On arrive donc sur le deuxième point, car comme je vous l'ai dit ces agricultrices sont néo-rurales, autrement dit elles ne viennent pas du milieu agricoles et ont fait le choix de changer de milieu social pour se lancer dans des formes d'agricultures alternatives.
Ce type de parcours et d'agriculture sont très situés socialement : le souci de la protection animale et écologique, les circuits courts, sont des choses qui sont surtout liées aux fractions sociales les plus diplomées.
Et nos agricultrices n'échappent pas à la règle puisque l'éleveuse ornanaise a une licence de droit et la bergère, issue d'une famille aisée de l'ouest parisien, a suivi des études de cinéma.
Et c'est la mobilisation de leurs capitaux culturels qui va leur permettre de consolider leurs exploitations et de compenser les limites de leur capital économique.

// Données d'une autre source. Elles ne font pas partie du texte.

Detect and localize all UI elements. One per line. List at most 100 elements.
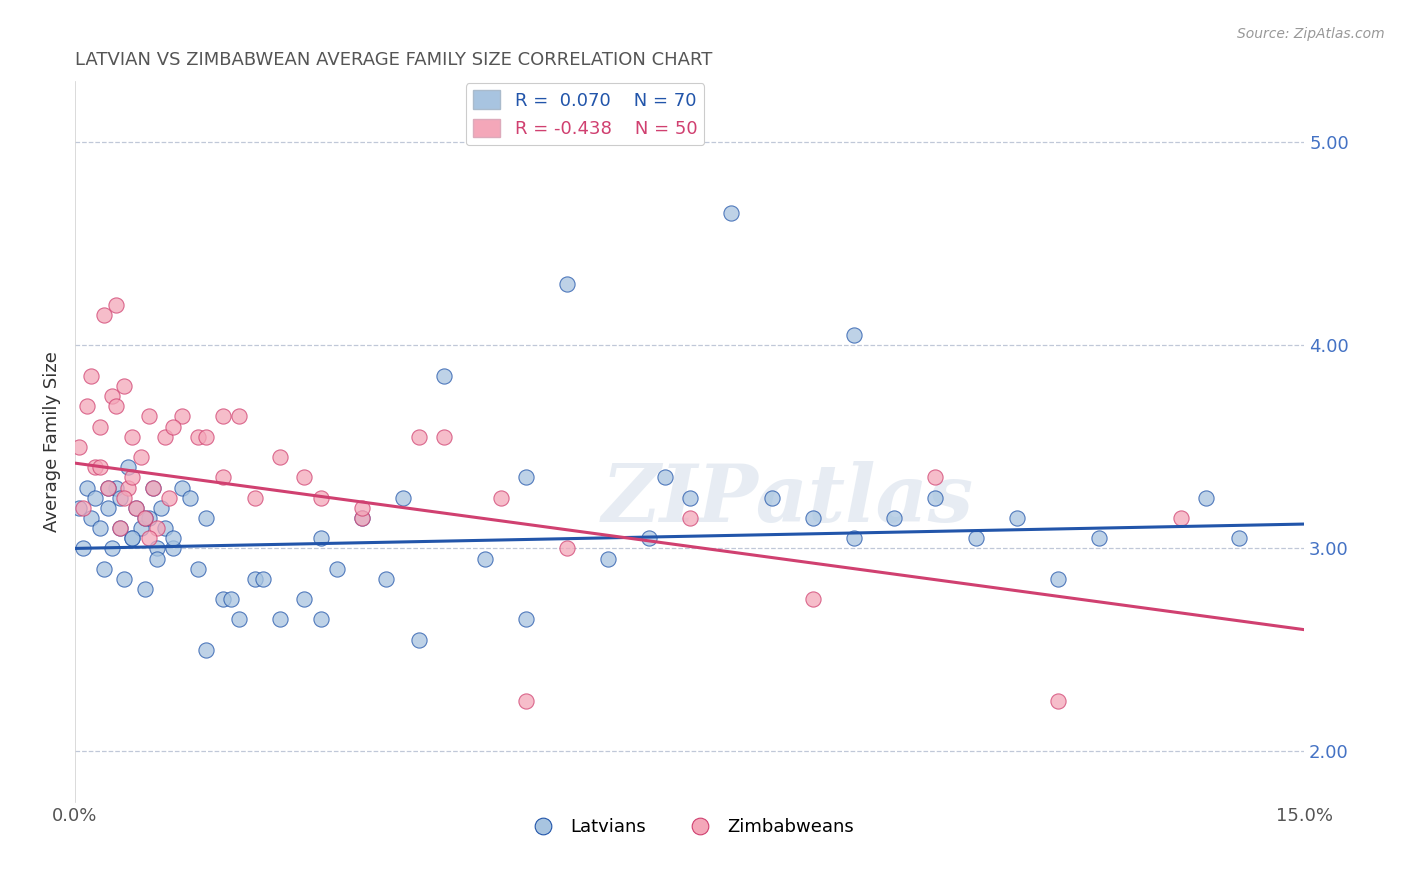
Point (489, 491, 512, 505)
Point (720, 206, 742, 220)
Point (108, 491, 131, 505)
Point (245, 572, 267, 586)
Point (515, 613, 537, 627)
Point (89, 521, 111, 535)
Point (211, 470, 233, 484)
Point (228, 409, 250, 424)
Point (97, 481, 120, 495)
Point (146, 521, 169, 535)
Point (678, 491, 700, 505)
Point (433, 368, 456, 383)
Point (146, 551, 169, 566)
Point (157, 491, 180, 505)
Point (138, 409, 160, 424)
Point (67, 440, 90, 454)
Point (596, 551, 619, 566)
Point (142, 481, 165, 495)
Point (211, 409, 233, 424)
Point (187, 430, 209, 444)
Point (408, 632, 430, 647)
Point (474, 551, 496, 566)
Point (89, 460, 111, 475)
Point (654, 470, 676, 484)
Point (375, 572, 398, 586)
Point (134, 511, 156, 525)
Point (125, 500, 148, 515)
Point (555, 541, 578, 556)
Point (129, 521, 152, 535)
Point (350, 511, 373, 525)
Point (883, 511, 905, 525)
Text: ZIPatlas: ZIPatlas (602, 461, 974, 538)
Point (162, 541, 184, 556)
Point (326, 562, 349, 576)
Point (294, 470, 316, 484)
Point (170, 409, 193, 424)
Point (117, 460, 139, 475)
Point (80, 368, 103, 383)
Point (842, 328, 865, 343)
Point (121, 531, 143, 545)
Point (350, 500, 373, 515)
Point (84, 460, 107, 475)
Point (1047, 694, 1070, 708)
Point (269, 613, 291, 627)
Point (108, 521, 131, 535)
Point (515, 470, 537, 484)
Point (72, 500, 94, 515)
Point (108, 521, 131, 535)
Point (150, 500, 173, 515)
Point (138, 531, 160, 545)
Point (309, 491, 332, 505)
Point (153, 430, 176, 444)
Point (138, 511, 160, 525)
Point (80, 511, 103, 525)
Point (195, 430, 218, 444)
Point (67, 500, 90, 515)
Point (125, 500, 148, 515)
Point (187, 562, 209, 576)
Point (93, 308, 115, 322)
Point (252, 572, 274, 586)
Point (72, 541, 94, 556)
Point (162, 419, 184, 434)
Point (179, 491, 201, 505)
Point (97, 500, 120, 515)
Text: LATVIAN VS ZIMBABWEAN AVERAGE FAMILY SIZE CORRELATION CHART: LATVIAN VS ZIMBABWEAN AVERAGE FAMILY SIZ… (75, 51, 713, 69)
Legend: Latvians, Zimbabweans: Latvians, Zimbabweans (517, 811, 862, 844)
Point (555, 277, 578, 292)
Point (76, 481, 98, 495)
Point (228, 613, 250, 627)
Point (842, 531, 865, 545)
Point (93, 562, 115, 576)
Point (121, 531, 143, 545)
Point (142, 481, 165, 495)
Point (801, 592, 824, 607)
Point (637, 531, 659, 545)
Point (134, 582, 156, 596)
Point (1007, 511, 1029, 525)
Point (309, 613, 332, 627)
Point (195, 643, 218, 657)
Point (112, 572, 135, 586)
Point (121, 430, 143, 444)
Point (1088, 531, 1111, 545)
Point (350, 511, 373, 525)
Point (129, 450, 152, 464)
Point (309, 531, 332, 545)
Point (294, 592, 316, 607)
Point (104, 481, 127, 495)
Point (1227, 531, 1250, 545)
Point (84, 491, 107, 505)
Point (1195, 491, 1218, 505)
Point (269, 450, 291, 464)
Point (112, 491, 135, 505)
Point (170, 481, 193, 495)
Point (924, 491, 946, 505)
Point (134, 511, 156, 525)
Point (89, 419, 111, 434)
Text: Source: ZipAtlas.com: Source: ZipAtlas.com (1237, 27, 1385, 41)
Point (801, 511, 824, 525)
Point (146, 541, 169, 556)
Point (433, 430, 456, 444)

L'éleveuse ornaise a des savoirs faire qualifiés et des réseaux professionnels du côté du marketing et l'audiovisuel qui vont l'aider à diversifier ses activités.
Grâce à ses compétences elle va réussir aussi un financement participatif pour son redressement judiciaire, bénéficier d'une forte médiatisation (elle fera la une de Ouest France notamment), se faire labelliser et fonder une association à vocation patrimoniale.

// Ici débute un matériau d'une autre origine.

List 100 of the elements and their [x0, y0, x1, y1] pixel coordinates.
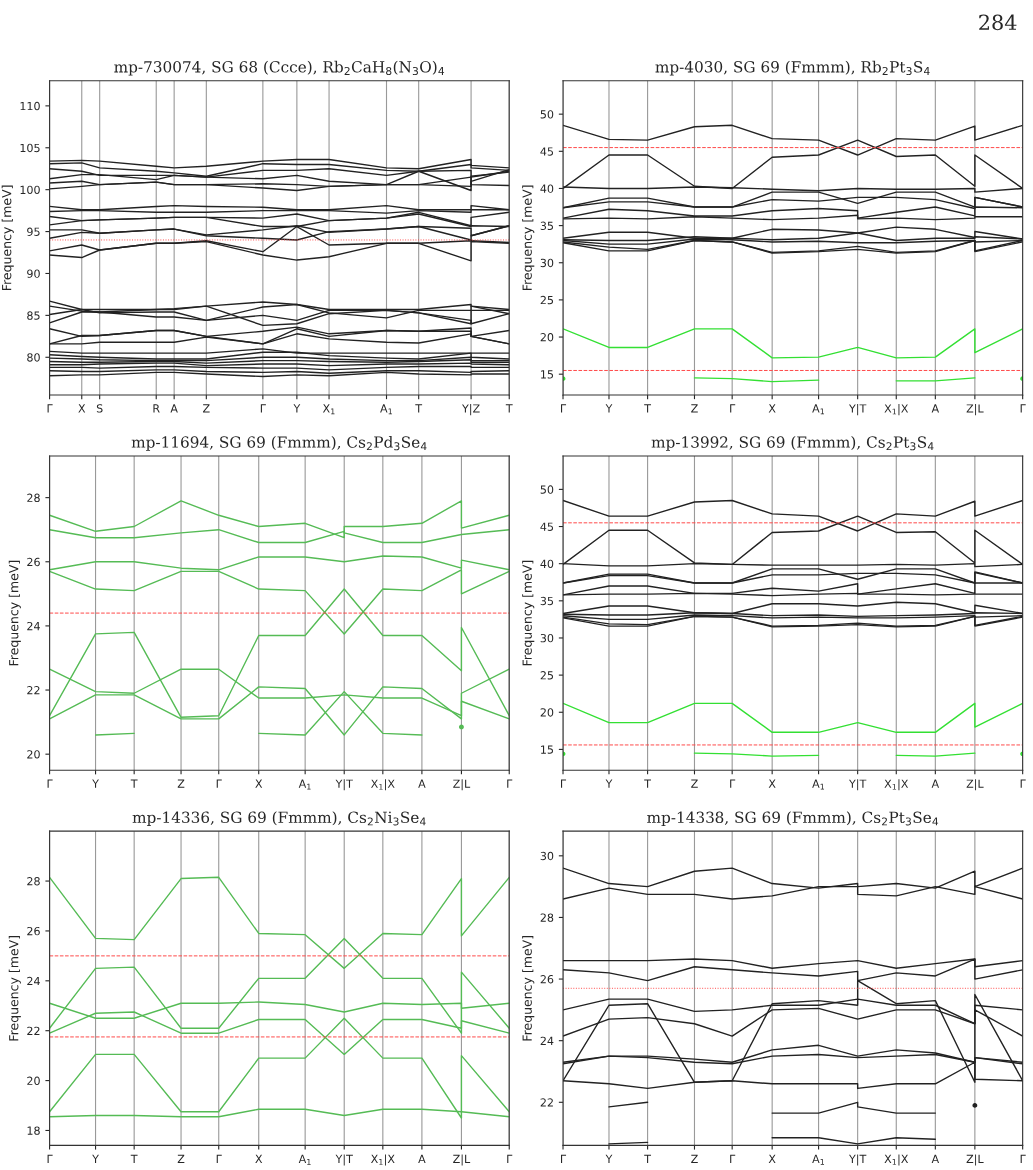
x-tick-label: Γ: [507, 1154, 513, 1163]
x-tick-label: Y|T: [335, 1154, 353, 1166]
x-tick-label: Y: [92, 779, 99, 788]
y-axis-title: Frequency [meV]: [522, 936, 535, 1041]
x-tick-label: T: [415, 404, 423, 413]
chart-title: mp-730074, SG 68 (Ccce), Rb$_{2}$CaH$_{8}$(N$_{3}$O)$_{4}$: [114, 60, 445, 76]
x-tick-label: T: [644, 1154, 652, 1163]
x-tick-label: X$_{1}$|X: [371, 1154, 395, 1166]
chart-title: mp-4030, SG 69 (Fmmm), Rb$_{2}$Pt$_{3}$S$_{4}$: [655, 60, 930, 76]
x-tick-label: Z|L: [966, 404, 984, 416]
x-tick-label: Γ: [1020, 404, 1026, 413]
y-tick-label: 85: [27, 311, 40, 320]
x-tick-label: Y|T: [848, 404, 867, 416]
y-tick-label: 28: [27, 493, 40, 503]
x-tick-label: Z: [691, 1154, 698, 1163]
x-tick-label: A$_{1}$: [812, 779, 825, 790]
x-tick-label: Γ: [47, 404, 53, 413]
chart-title: mp-14338, SG 69 (Fmmm), Cs$_{2}$Pt$_{3}$Se$_{4}$: [647, 811, 939, 827]
x-tick-label: A$_{1}$: [298, 1154, 311, 1165]
x-tick-label: A$_{1}$: [812, 1154, 825, 1165]
x-tick-label: Γ: [730, 1154, 736, 1163]
x-tick-label: Z|L: [453, 779, 471, 791]
x-tick-label: X: [768, 1154, 776, 1163]
x-tick-label: Y: [92, 1154, 99, 1163]
y-axis-title: Frequency [meV]: [8, 936, 21, 1041]
x-tick-label: Γ: [260, 404, 266, 413]
y-tick-label: 15: [541, 370, 554, 379]
x-tick-label: A: [931, 404, 940, 413]
x-tick-label: T: [505, 404, 513, 413]
y-tick-label: 105: [20, 143, 40, 153]
y-tick-label: 35: [540, 596, 554, 606]
y-axis-title: Frequency [meV]: [1, 185, 14, 290]
x-tick-label: Γ: [216, 1154, 222, 1163]
x-tick-label: Γ: [47, 779, 53, 788]
x-tick-label: A: [418, 779, 426, 788]
chart-title: mp-11694, SG 69 (Fmmm), Cs$_{2}$Pd$_{3}$Se$_{4}$: [131, 436, 427, 451]
x-tick-label: Y: [605, 404, 613, 413]
y-tick-label: 22: [27, 686, 40, 695]
chart-title: mp-13992, SG 69 (Fmmm), Cs$_{2}$Pt$_{3}$S$_{4}$: [651, 436, 934, 451]
x-tick-label: X$_{1}$|X: [884, 404, 909, 416]
x-tick-label: Y|T: [335, 779, 353, 791]
y-tick-label: 28: [27, 877, 40, 886]
x-tick-label: Z: [177, 1154, 185, 1163]
y-tick-label: 26: [540, 975, 554, 984]
x-tick-label: Z: [203, 404, 210, 413]
y-tick-label: 30: [540, 851, 554, 861]
y-tick-label: 50: [540, 485, 554, 494]
y-tick-label: 50: [540, 110, 554, 119]
y-tick-label: 20: [540, 708, 554, 717]
x-tick-label: X: [255, 1154, 263, 1163]
x-tick-label: X: [255, 779, 263, 788]
y-axis-title: Frequency [meV]: [8, 560, 21, 666]
y-tick-label: 26: [27, 557, 40, 567]
y-tick-label: 22: [540, 1098, 553, 1107]
x-tick-label: X$_{1}$: [322, 404, 335, 415]
x-tick-label: Z|L: [453, 1154, 471, 1166]
x-tick-label: T: [644, 779, 652, 788]
x-tick-label: Y|T: [848, 1154, 867, 1166]
x-tick-label: X$_{1}$|X: [371, 779, 395, 791]
y-tick-label: 26: [27, 926, 40, 936]
x-tick-label: A: [418, 1154, 426, 1163]
y-tick-label: 80: [27, 353, 40, 362]
x-tick-label: Z|L: [966, 779, 984, 791]
x-tick-label: Γ: [1020, 1154, 1026, 1163]
y-tick-label: 15: [541, 745, 554, 754]
y-tick-label: 45: [540, 147, 554, 156]
x-tick-label: X: [78, 404, 86, 413]
x-tick-label: Z|L: [966, 1154, 984, 1166]
y-axis-title: Frequency [meV]: [522, 560, 535, 666]
x-tick-label: Γ: [47, 1154, 53, 1163]
x-tick-label: X$_{1}$|X: [884, 1154, 909, 1166]
y-tick-label: 25: [540, 295, 554, 305]
y-tick-label: 45: [540, 522, 554, 531]
y-tick-label: 24: [27, 621, 40, 631]
x-tick-label: Z: [691, 779, 698, 788]
x-tick-label: Γ: [730, 779, 736, 788]
x-tick-label: A: [170, 404, 178, 413]
y-tick-label: 24: [540, 1036, 554, 1045]
x-tick-label: A$_{1}$: [812, 404, 825, 415]
x-tick-label: X: [768, 779, 776, 788]
y-tick-label: 25: [540, 671, 554, 680]
y-tick-label: 28: [540, 913, 554, 922]
x-tick-label: A$_{1}$: [298, 779, 311, 790]
y-tick-label: 40: [540, 559, 554, 569]
x-tick-label: Γ: [561, 1154, 567, 1163]
y-tick-label: 90: [27, 269, 40, 278]
y-tick-label: 30: [540, 633, 554, 643]
y-tick-label: 100: [20, 185, 40, 195]
y-tick-label: 24: [27, 976, 40, 986]
x-tick-label: X$_{1}$|X: [884, 779, 909, 791]
x-tick-label: Γ: [507, 779, 513, 788]
y-tick-label: 18: [27, 1126, 40, 1135]
y-tick-label: 20: [27, 750, 40, 759]
x-tick-label: R: [153, 404, 160, 413]
x-tick-label: S: [96, 404, 103, 413]
y-tick-label: 20: [27, 1076, 40, 1085]
y-tick-label: 35: [540, 221, 554, 230]
y-tick-label: 40: [540, 184, 554, 193]
x-tick-label: Y: [605, 779, 613, 788]
chart-title: mp-14336, SG 69 (Fmmm), Cs$_{2}$Ni$_{3}$Se$_{4}$: [132, 811, 426, 827]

La bergère, elle, va également se diversifier en faisant des accueils pédagogiques, en créant une marque de textile de laine, et en faisant de la vente de thé, et va faire aussi des chroniques sur France TV Info.
Et en plus de ça elle va réussir à devenir maire de sa commune (commune de 2000 habitants dominée par de l'agriculture ordinaire). D'où la photo avec l'écharpe bleu blanc rouge devant une église municipale.
Bref, ce qu'il se passe, c'est que nos agricultrices réussissent à transformer leur capital culturel en capital économique et même politique.
Mais ça, ça ne se fait pas dans n'importe quel contexte.
C'est le troisième constat de nos chercheurs : si elles réussissent c'est qu'elles trouvent à un écho favorable à leurs agriculture minoritaire chez les ménages néo-ruraux à capital économique et culturel relativement élevés.
C'est une sorte d'alliance entre ces populations (qui tendent à beaucoup plus intervenir localement) qui leur permet de résister aux modèles dominants de l'agriculture.
Donc ce qu'il faut retenir de tout ça : c'est que si ces agricultrices parviennent à s'en sortir après leur séparation c'est qu'elles ont réussies à mobiliser des capitaux culturels et une légitimité extérieurs au champ agricole.
Leur situation est une exception sociologique qui montre bien l'importance de penser les différents rapports de domination (patriarcat, structure du champ agricole, domination de classe des néo-ruraux) pour comprendre la situation des agricultrices.
Car ce que montre bien cette analyse c'est que la manière de vivre ces séparations quand on est agricultrice varie selon les différents types de capitaux qu'on peut mobiliser.